If you weren’t here last week, we talked about this weird story which ended with the world getting to the point where God saw how great man’s wickedness on the Earth had become and he was grieved that He had even made mankind.
God was broken.
For over 1600 years, God watched from Adam to Noah.
For over 1600 years He watched wickedness upon wickedness until He finally decided to have a “do-over” with Noah, a man who was righteous and “blameless among the people of his time,” and here are the specifics.
God said to Noah...
(NIV84)14 So make yourself an ark of cypress wood; make rooms in it and coat it with pitch inside and out.
15 This is how you are to build it: The ark is to be 450 feet long, 75 feet wide and 45 feet high.
16 Make a roof for it and finish the ark to within 18 inches of the top.
Put a door in the side of the ark and make lower, middle and upper decks.
17 I am going to bring floodwaters on the earth to destroy all life under the heavens, every creature that has the breath of life in it.
Everything on earth will perish.
18 But I will establish my covenant with you, and you will enter the ark—you and your sons and your wife and your sons’ wives with you.
19 You are to bring into the ark two of all living creatures, male and female, to keep them alive with you.
20 Two of every kind of bird, of every kind of animal and of every kind of creature that moves along the ground will come to you to be kept alive.
21 You are to take every kind of food that is to be eaten and store it away as food for you and for them.”
22 Noah did everything just as God commanded him.
First, I know the image that we grew up with, the little curvy ship and pointed front, something like this, but if you just take the dimensions we read, what Noah built was basically a barge.
It was 450 feet long, 45 feet high and 75 feet wide.
It had eighteen inches of ventilation all the way around the top, one door, and three different floors.
You could have laid more than twenty basketball courts end-to-end inside of it.
Five hundred and seventy railway container cars would have fit inside with 1.5 million cubic feet of space.
Now, I don’t know all of this stuff, so I had to look it up.
The average size of a land animal is the size of a sheep.
According to the dimensions, you could have fit 125,000 sheep inside the ark.
125,000!
But understand, there are currently only 18,000 different species of mammals, reptiles, birds, and amphibians.
So if Noah took two of every species, at a minimum, that means there are 36,000 animals on this barge that could hold 125,000.

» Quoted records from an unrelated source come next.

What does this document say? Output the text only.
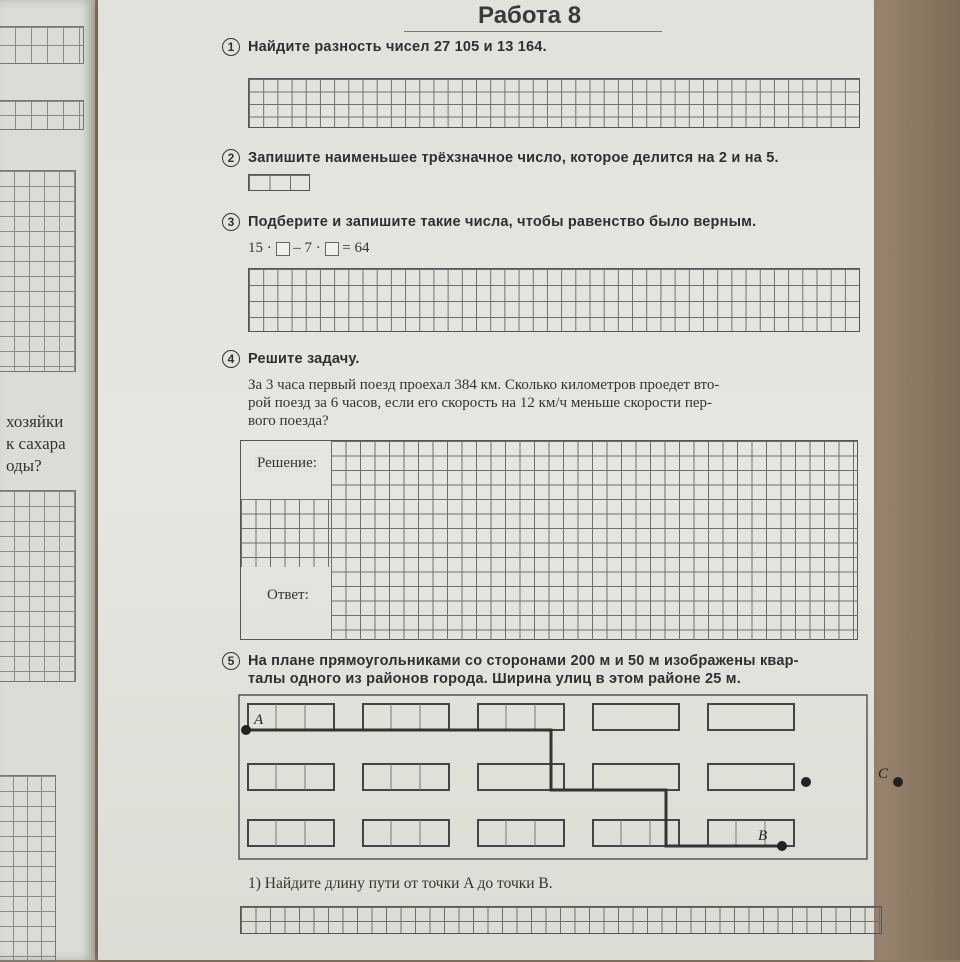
хозяйки
к сахара
оды?
Работа 8
1 Найдите разность чисел 27 105 и 13 164.
2 Запишите наименьшее трёхзначное число, которое делится на 2 и на 5.
3 Подберите и запишите такие числа, чтобы равенство было верным.
15 · – 7 · = 64
4 Решите задачу.
За 3 часа первый поезд проехал 384 км. Сколько километров проедет вто-
рой поезд за 6 часов, если его скорость на 12 км/ч меньше скорости пер-
вого поезда?
Решение:
Ответ:
5 На плане прямоугольниками со сторонами 200 м и 50 м изображены квар-
талы одного из районов города. Ширина улиц в этом районе 25 м.
A
B
C
1) Найдите длину пути от точки A до точки B.
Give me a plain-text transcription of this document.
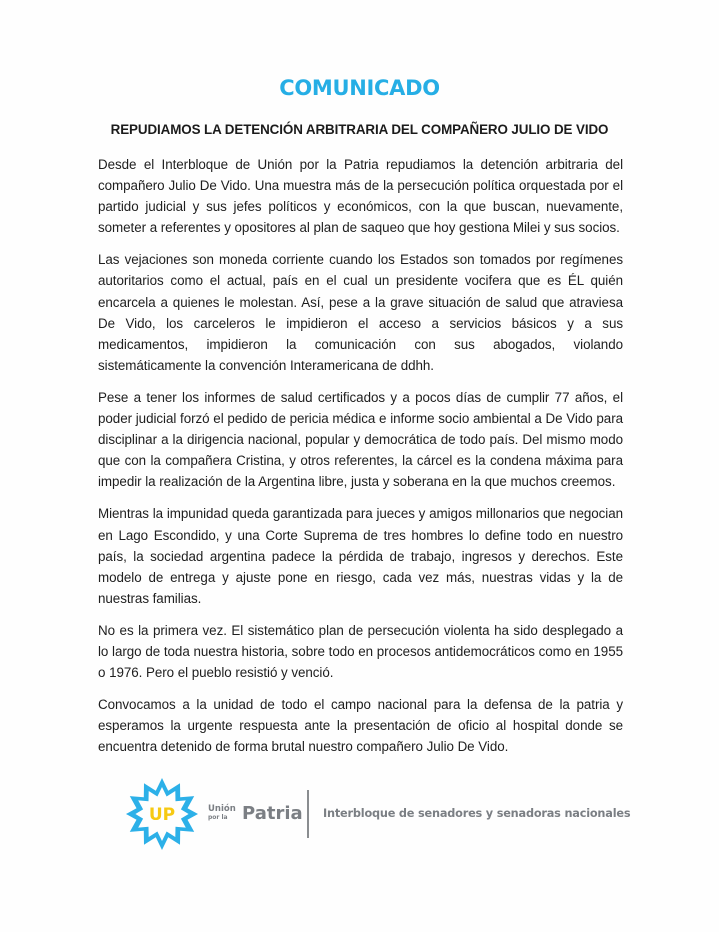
COMUNICADO
REPUDIAMOS LA DETENCIÓN ARBITRARIA DEL COMPAÑERO JULIO DE VIDO

Desde el Interbloque de Unión por la Patria repudiamos la detención arbitraria del compañero Julio De Vido. Una muestra más de la persecución política orquestada por el partido judicial y sus jefes políticos y económicos, con la que buscan, nuevamente, someter a referentes y opositores al plan de saqueo que hoy gestiona Milei y sus socios.

Las vejaciones son moneda corriente cuando los Estados son tomados por regímenes autoritarios como el actual, país en el cual un presidente vocifera que es ÉL quién encarcela a quienes le molestan. Así, pese a la grave situación de salud que atraviesa De Vido, los carceleros le impidieron el acceso a servicios básicos y a sus medicamentos, impidieron la comunicación con sus abogados, violando sistemáticamente la convención Interamericana de ddhh.

Pese a tener los informes de salud certificados y a pocos días de cumplir 77 años, el poder judicial forzó el pedido de pericia médica e informe socio ambiental a De Vido para disciplinar a la dirigencia nacional, popular y democrática de todo país. Del mismo modo que con la compañera Cristina, y otros referentes, la cárcel es la condena máxima para impedir la realización de la Argentina libre, justa y soberana en la que muchos creemos.

Mientras la impunidad queda garantizada para jueces y amigos millonarios que negocian en Lago Escondido, y una Corte Suprema de tres hombres lo define todo en nuestro país, la sociedad argentina padece la pérdida de trabajo, ingresos y derechos. Este modelo de entrega y ajuste pone en riesgo, cada vez más, nuestras vidas y la de nuestras familias.

No es la primera vez. El sistemático plan de persecución violenta ha sido desplegado a lo largo de toda nuestra historia, sobre todo en procesos antidemocráticos como en 1955 o 1976. Pero el pueblo resistió y venció.

Convocamos a la unidad de todo el campo nacional para la defensa de la patria y esperamos la urgente respuesta ante la presentación de oficio al hospital donde se encuentra detenido de forma brutal nuestro compañero Julio De Vido.

UP	Unión
por la Patria Interbloque de senadores y senadoras nacionales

There’s two-thirds of the space available, which is plenty of room for storing food and the provisions that they need.
You know, we grew up with this idea of a pointy boat, but here is the replica in northern Kentucky at the Ark Encounter.
Anybody been there yet?
It might have looked like that but again, the Bible doesn’t even tell us that it had a rudder.
It wasn’t meant to go anywhere.
It was simply meant to float.
The ark might have simply been just a huge rectangle!
But it was mammoth.
This thing was huge!
There was not a boat built that equaled its size until 1853!
And I love how detailed the instructions are.
I love that Noah’s told to use wood that floats and wood that’s not going to rot.
I love that God told him to double insulate it – “cover it with pitch on the outside and the inside” to protect it from the time it’s going to be in the water and probably also on the inside, from the animals that are trying to eat through it!
So you’ve got this giant floating barge which is different from what I used to color as a kid, but the ark isn’t the point, right?
The point is in that last verse we just read:
(NIV84) 22 Noah did everything just as God commanded him.
Over the next couple weeks, we’re going to look at this story of Noah from two different angles.
Next week we’re going to look at it through the lens of, “Can God be trusted?”
because that’s certainly a question that a lot of people have, both inside and outside of the church .
But this morning we’re going to look at Noah and Godly obedience.
What does that look like?
What’s involved with doing “everything just as God commanded?”
Always Obey God Even When You Don’t Understand Him
Let’s start with this statement, which is so much easier to say than to do: Always Obey God Even When You Don’t Understand Him, which, can we be honest, is pretty much most of the time.
Always obey God even when you don’t understand Him.
Let me read a few more verses and then we’ll try to unpack that statement.
(NIV84)1 The Lord then said to Noah, “Go into the ark, you and your whole family, because I have found you righteous in this generation.
2 Take with you seven of every kind of clean animal, a male and its mate, and two of every kind of unclean animal, a male and its mate, 3 and also seven of every kind of bird, male and female, to keep their various kinds alive throughout the earth.
4 Seven days from now I will send rain on the earth for forty days and forty nights, and I will wipe from the face of the earth every living creature I have made.”
[Here it is again.]
5 And Noah did all that the Lord commanded him.